The International Library of Fashion Research is a partner of the National Museum of Norway in Oslo. It was founded by Elise By Olsen, opening online on 15 October 2020 and physically on 29 November 2022. It occupies two floors of the former Station Master's House (Stasjonsmesterboligen) in front of the new National Museum building. The library is open to the public, and access is free.

The genesis of the library was Steven Mark Klein's decision in 2019 to leave Olsen, who considered him her mentor, his personal collection of printed matter related to the fashion industry. Olsen negotiated with the National Museum to house the material, then raised funding from a number of sources to the tune of some one million kroner (c. $106,000) to move Klein's collection from New York to Oslo.
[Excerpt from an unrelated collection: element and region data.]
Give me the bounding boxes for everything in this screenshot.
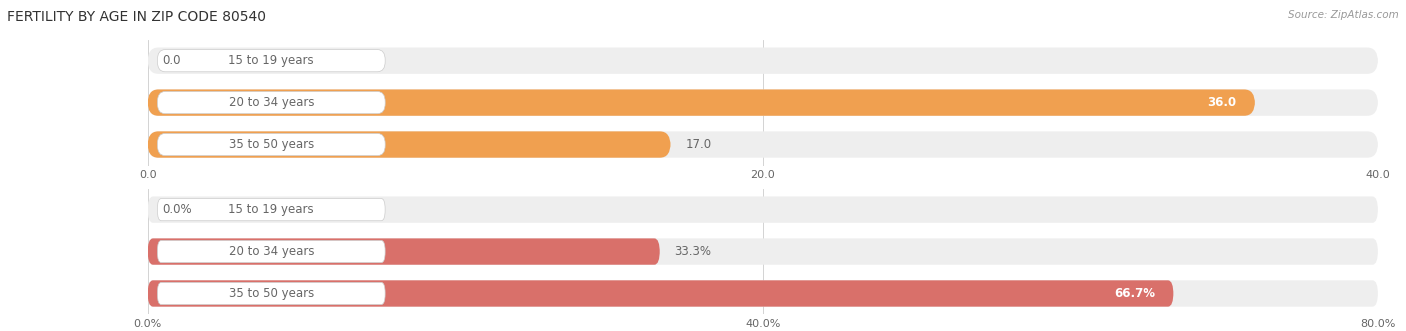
FancyBboxPatch shape: [148, 131, 671, 158]
FancyBboxPatch shape: [157, 50, 385, 72]
Text: FERTILITY BY AGE IN ZIP CODE 80540: FERTILITY BY AGE IN ZIP CODE 80540: [7, 10, 266, 24]
FancyBboxPatch shape: [157, 133, 385, 156]
FancyBboxPatch shape: [148, 238, 659, 265]
FancyBboxPatch shape: [148, 280, 1378, 307]
Text: 20 to 34 years: 20 to 34 years: [229, 96, 314, 109]
Text: 15 to 19 years: 15 to 19 years: [228, 203, 314, 216]
FancyBboxPatch shape: [157, 92, 385, 114]
FancyBboxPatch shape: [157, 282, 385, 305]
FancyBboxPatch shape: [148, 238, 1378, 265]
FancyBboxPatch shape: [148, 48, 1378, 74]
FancyBboxPatch shape: [148, 131, 1378, 158]
Text: 0.0: 0.0: [163, 54, 181, 67]
Text: 20 to 34 years: 20 to 34 years: [229, 245, 314, 258]
Text: 36.0: 36.0: [1208, 96, 1236, 109]
Text: 0.0%: 0.0%: [163, 203, 193, 216]
Text: 17.0: 17.0: [685, 138, 711, 151]
FancyBboxPatch shape: [148, 280, 1174, 307]
FancyBboxPatch shape: [148, 89, 1378, 116]
Text: 33.3%: 33.3%: [675, 245, 711, 258]
Text: 35 to 50 years: 35 to 50 years: [229, 138, 314, 151]
FancyBboxPatch shape: [148, 197, 1378, 223]
FancyBboxPatch shape: [157, 241, 385, 262]
Text: 35 to 50 years: 35 to 50 years: [229, 287, 314, 300]
Text: Source: ZipAtlas.com: Source: ZipAtlas.com: [1288, 10, 1399, 20]
Text: 66.7%: 66.7%: [1114, 287, 1154, 300]
FancyBboxPatch shape: [148, 89, 1256, 116]
FancyBboxPatch shape: [157, 199, 385, 221]
Text: 15 to 19 years: 15 to 19 years: [228, 54, 314, 67]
The library's holdings comprise several thousand printed items from fashion industry companies and designers such as Acne Studios, Comme des Garçons, Issey Miyake, Martin Margiela, Nan Goldin, Gucci, Jil Sander, Dries Van Noten, Marni, Alessandro Michele, Virgil Abloh, and Walter Van Beirendonck. Although formal books and magazines form part of the collection, there is a strong focus on disposable ephemera like fashion show invitations and notes, brand magazines, lookbooks, branded press releases, direct mail etc.

The library's launch exhibition was For Immediate Release: The Art of the Press Release.